婚活
朋美と電話を切り、家の目の前に居たがクルッと向きを変え、また今来た道を戻る感じで駅へと歩き出す。途中、和磨の家に入る路地を横切る際、チラッと和磨の二階の部屋を見上げたが、部屋の電気は消えていた。ご飯中かな?すぐさままた前を向き、駅へとはやる気持ちを抑えながら歩いていた。朋美は、どうするんだろう?どうするも、こうするも、答えは自ずと出ているような気がする。朋美は小林さんと結婚する。そして、待望のベビーが産まれる。俗に言うできちゃった婚だけど、この際、順番なんてどうこう言っていられないんだもの。だけど……まさかこんな身近な人にそんな事が起きるとは、正直、夢にも思ってなかった。

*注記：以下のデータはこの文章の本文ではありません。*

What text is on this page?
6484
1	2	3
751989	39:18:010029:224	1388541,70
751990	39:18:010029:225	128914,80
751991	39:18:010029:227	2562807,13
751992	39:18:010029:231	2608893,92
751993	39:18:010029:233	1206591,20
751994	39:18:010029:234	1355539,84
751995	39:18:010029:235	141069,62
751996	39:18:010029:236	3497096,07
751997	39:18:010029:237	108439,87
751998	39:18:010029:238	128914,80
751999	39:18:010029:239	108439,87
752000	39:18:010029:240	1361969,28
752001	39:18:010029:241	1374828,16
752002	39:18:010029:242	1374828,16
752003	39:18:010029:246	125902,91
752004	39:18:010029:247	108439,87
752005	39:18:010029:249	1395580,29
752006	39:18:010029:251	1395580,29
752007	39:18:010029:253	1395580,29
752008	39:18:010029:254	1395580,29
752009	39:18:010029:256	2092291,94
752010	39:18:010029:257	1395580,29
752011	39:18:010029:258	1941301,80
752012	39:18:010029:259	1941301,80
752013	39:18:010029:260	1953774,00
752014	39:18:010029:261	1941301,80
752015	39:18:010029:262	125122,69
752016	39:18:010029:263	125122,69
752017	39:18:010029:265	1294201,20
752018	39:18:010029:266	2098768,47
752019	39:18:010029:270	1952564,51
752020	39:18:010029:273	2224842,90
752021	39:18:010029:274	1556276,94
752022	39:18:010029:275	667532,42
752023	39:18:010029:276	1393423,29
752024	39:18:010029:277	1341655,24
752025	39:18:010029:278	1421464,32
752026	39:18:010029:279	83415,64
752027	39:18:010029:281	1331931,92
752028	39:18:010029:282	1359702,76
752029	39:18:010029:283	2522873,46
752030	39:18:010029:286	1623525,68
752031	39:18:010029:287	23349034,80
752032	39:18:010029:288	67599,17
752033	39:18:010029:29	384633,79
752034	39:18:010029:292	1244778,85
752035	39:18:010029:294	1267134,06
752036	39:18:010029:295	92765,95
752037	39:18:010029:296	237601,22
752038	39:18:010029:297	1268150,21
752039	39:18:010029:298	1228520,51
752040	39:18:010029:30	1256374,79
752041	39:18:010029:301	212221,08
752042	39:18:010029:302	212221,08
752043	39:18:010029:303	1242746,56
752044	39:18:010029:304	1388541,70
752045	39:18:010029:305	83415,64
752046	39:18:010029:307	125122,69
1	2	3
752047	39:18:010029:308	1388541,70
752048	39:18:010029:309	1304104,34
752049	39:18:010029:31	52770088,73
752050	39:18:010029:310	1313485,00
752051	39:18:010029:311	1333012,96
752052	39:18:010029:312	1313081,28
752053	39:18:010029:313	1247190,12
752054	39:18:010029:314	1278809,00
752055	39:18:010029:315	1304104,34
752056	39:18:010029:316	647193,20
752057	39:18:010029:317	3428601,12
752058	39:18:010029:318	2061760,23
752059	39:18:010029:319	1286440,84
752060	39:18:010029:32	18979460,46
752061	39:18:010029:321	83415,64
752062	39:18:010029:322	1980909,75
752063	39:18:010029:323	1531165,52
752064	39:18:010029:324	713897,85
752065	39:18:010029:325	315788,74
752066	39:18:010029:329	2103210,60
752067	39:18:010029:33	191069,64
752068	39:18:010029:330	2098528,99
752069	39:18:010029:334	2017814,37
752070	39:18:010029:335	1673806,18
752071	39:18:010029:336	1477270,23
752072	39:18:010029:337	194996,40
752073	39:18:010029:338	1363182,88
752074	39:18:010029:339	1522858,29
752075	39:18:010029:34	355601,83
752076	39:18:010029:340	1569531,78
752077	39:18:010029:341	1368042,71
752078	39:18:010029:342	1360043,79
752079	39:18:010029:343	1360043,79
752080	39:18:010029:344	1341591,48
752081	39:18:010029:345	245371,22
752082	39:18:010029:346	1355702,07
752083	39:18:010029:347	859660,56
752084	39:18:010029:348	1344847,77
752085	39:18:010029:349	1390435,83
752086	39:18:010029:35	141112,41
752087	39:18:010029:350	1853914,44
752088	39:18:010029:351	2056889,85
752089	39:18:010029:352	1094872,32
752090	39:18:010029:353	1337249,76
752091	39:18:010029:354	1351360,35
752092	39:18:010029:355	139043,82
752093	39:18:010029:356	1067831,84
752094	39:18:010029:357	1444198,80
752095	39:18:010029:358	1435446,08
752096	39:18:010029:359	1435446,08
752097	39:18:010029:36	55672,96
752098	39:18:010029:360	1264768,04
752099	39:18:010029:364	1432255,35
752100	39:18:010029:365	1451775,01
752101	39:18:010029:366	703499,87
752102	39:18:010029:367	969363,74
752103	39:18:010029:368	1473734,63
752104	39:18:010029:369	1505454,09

まして、朋美曰く、お試し期間中が始まったばかりといっても過言じゃないのに……。でも、朋美の気持ちはどうなんだろう?勿論、産むつもりだろうと思う。小林さんだって、それなりの仕事をしている、れっきとした一社会人。当然、言葉に語弊はあるかもしれないが、責任は取ってくれるはず……だよ……ね?私の中では当然と思ってる事だけど、あぁ、果たして あの二人の中ではどうなんだろう?朋美……。小林さんと結婚する気は、あるよね?駅までの道程、だんだん不安になりながら、それと共に足早になっていくのが自分でもわかった。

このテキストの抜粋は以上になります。